U.S. authorities claim Tri-West promised members a high return on their money, bonuses for finding new members and no risk on original investments.
They also said the "Ponzi scheme" used cash from new investors to pay earlier investors. About 15,000 people worldwide lost money, it is claimed.
Cary Waage - Alyn Waage's son - pleaded guilty in April 2002 to charges of mail fraud and conspiring to commit money laundering.
Alyn Waage and his alleged partner, Web site designer James Michael Webb of California - who jointly faced 24 charges after being extradited in December 2002 from Costa Rica - originally both pleaded not guilty to all counts.
Under the terms of Alyn Waage's agreed plea, he will forfeit to U.S. authorities any rights, titles or interests in the proceeds of the alleged mail- and wire-fraud scheme.
Waage will also not try to discharge any "restitution obligations" in any bankruptcy proceedings.
U.S. authorities will recommend a reduction in his sentence to as low as 10 years if he co-operates.
His assistance could also mean authorities will recommend Cary Waage is sentenced to just three years.
05/28/04 - EDMONTON -- U.S. Justice Department officials yesterday indicted a Saskatchewan man in connection with what they allege is the largest Internet investment fraud in history.
The scam's alleged mastermind, Nisku's Alyn Richard Waage, was arrested by Mexican authorities in April 2001.
Fourteen counts have now been laid against Keith Nordick, 41, of Saskatchewan in connection with operations of the Tri-West investment Club, which officials allege was a $60-million scam.
Nordick was arrested in Los Angeles on May 13 after he was expelled from Mexico.
U.S. authorities claim Tri-West, which operated between 1999 and 2001, promised members a high return on their money, bonuses for finding new members, and no risk on original investments.

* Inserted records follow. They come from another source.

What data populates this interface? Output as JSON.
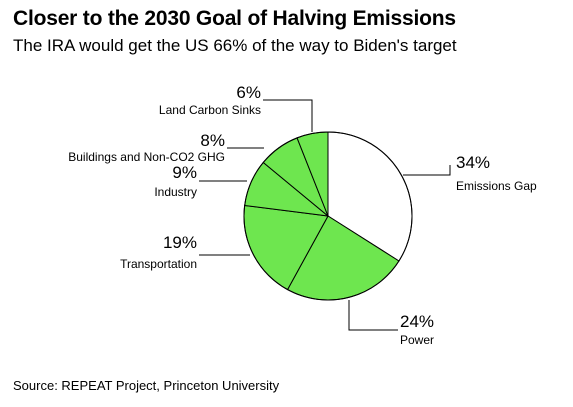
{
  "chart_data": {
    "type": "pie",
    "title": "Closer to the 2030 Goal of Halving Emissions",
    "subtitle": "The IRA would get the US 66% of the way to Biden's target",
    "source": "Source: REPEAT Project, Princeton University",
    "slices": [
      {
        "name": "Emissions Gap",
        "value": 34,
        "label": "34%",
        "color": "#ffffff"
      },
      {
        "name": "Power",
        "value": 24,
        "label": "24%",
        "color": "#6ee64f"
      },
      {
        "name": "Transportation",
        "value": 19,
        "label": "19%",
        "color": "#6ee64f"
      },
      {
        "name": "Industry",
        "value": 9,
        "label": "9%",
        "color": "#6ee64f"
      },
      {
        "name": "Buildings and Non-CO2 GHG",
        "value": 8,
        "label": "8%",
        "color": "#6ee64f"
      },
      {
        "name": "Land Carbon Sinks",
        "value": 6,
        "label": "6%",
        "color": "#6ee64f"
      }
    ],
    "slice_stroke": "#000000"
  }
}
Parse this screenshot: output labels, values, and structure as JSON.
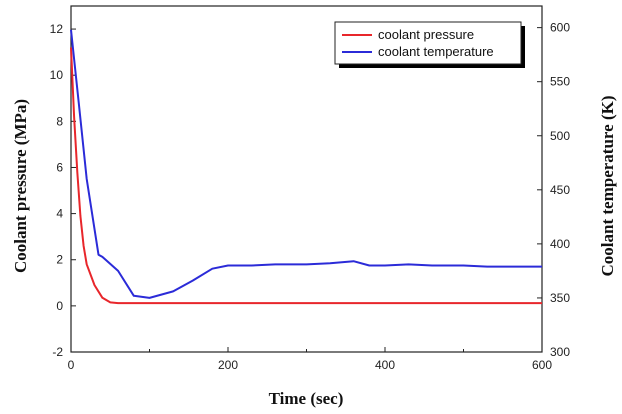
{
  "chart_data": {
    "type": "line",
    "xlabel": "Time (sec)",
    "ylabel_left": "Coolant pressure (MPa)",
    "ylabel_right": "Coolant temperature (K)",
    "xlim": [
      0,
      600
    ],
    "ylim_left": [
      -2,
      13
    ],
    "ylim_right": [
      300,
      620
    ],
    "xticks": [
      "0",
      "200",
      "400",
      "600"
    ],
    "yticks_left": [
      "-2",
      "0",
      "2",
      "4",
      "6",
      "8",
      "10",
      "12"
    ],
    "yticks_right": [
      "300",
      "350",
      "400",
      "450",
      "500",
      "550",
      "600"
    ],
    "grid": false,
    "legend_position": "top-right",
    "colors": {
      "pressure": "#e8262b",
      "temperature": "#2b2bd8"
    },
    "series": [
      {
        "name": "coolant pressure",
        "axis": "left",
        "x": [
          0,
          4,
          8,
          12,
          16,
          20,
          30,
          40,
          50,
          60,
          100,
          200,
          300,
          400,
          500,
          600
        ],
        "y": [
          11.2,
          8.2,
          5.8,
          3.9,
          2.6,
          1.8,
          0.9,
          0.35,
          0.15,
          0.12,
          0.12,
          0.12,
          0.12,
          0.12,
          0.12,
          0.12
        ]
      },
      {
        "name": "coolant temperature",
        "axis": "right",
        "x": [
          0,
          10,
          20,
          35,
          40,
          60,
          80,
          100,
          130,
          155,
          180,
          200,
          230,
          260,
          280,
          300,
          330,
          360,
          380,
          400,
          430,
          460,
          500,
          530,
          560,
          600
        ],
        "y": [
          598,
          530,
          460,
          390,
          388,
          375,
          352,
          350,
          356,
          366,
          377,
          380,
          380,
          381,
          381,
          381,
          382,
          384,
          380,
          380,
          381,
          380,
          380,
          379,
          379,
          379
        ]
      }
    ]
  }
}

Prosecutors also said the "Ponzi scheme" used cash from new investors to pay earlier investors. About 15,000 people worldwide lost money, they claim.
Waage pleaded guilty to mail fraud, wire fraud, and conspiracy to commit money laundering in 2003, and is awaiting sentencing.
Also awaiting sentencing is James Michael Webb, 41, a California website designer with Tri-West Investment Club, who was indicted on numerous charges and pleaded guilty in 2003.
Cary Waage, Alyn Waage's son, pleaded guilty in April 2002 to charges of mail fraud and conspiring to commit money laundering.
U.S. authorities are still looking for two other people, Lynn Waage Johnston, Alyn Waage's sister and Evan Theodore Pryor Smith.
07/04 - California - In a Sacramento courtroom on Friday, a 28-year-old Canadian learned he will spend 50 months in prison for his role in an Internet-based investment scheme that bilked $58 million out of more than 15,000 investors.
Even though he's been sentenced to more than four years behind bars, things could have been much worse for Cary Waage.
Because he cooperated with authorities, Waage was given a reduced term by U.S. District Judge Edward Garcia.
The scheme operated by Waage solicited investors to put money into what was termed a "bank debenture trading program."
Online promotional materials promised a 120 percent return on investments placed with the Tri-West Investment Club.
The investment program was run as a "Ponzi scheme," using money from new investors to pay off early participants.
As the number of investors grew, Wage and his partners siphoned off money that was used to purchase property in Central America, luxury cars, a yacht and a helicopter.
Two other men involved in the scheme have already entered guilty pleas to fraud charges. One of those men is Waage's father.
A third man is in custody and awaiting trial, while authorities are still looking for Waage's sister and another suspect.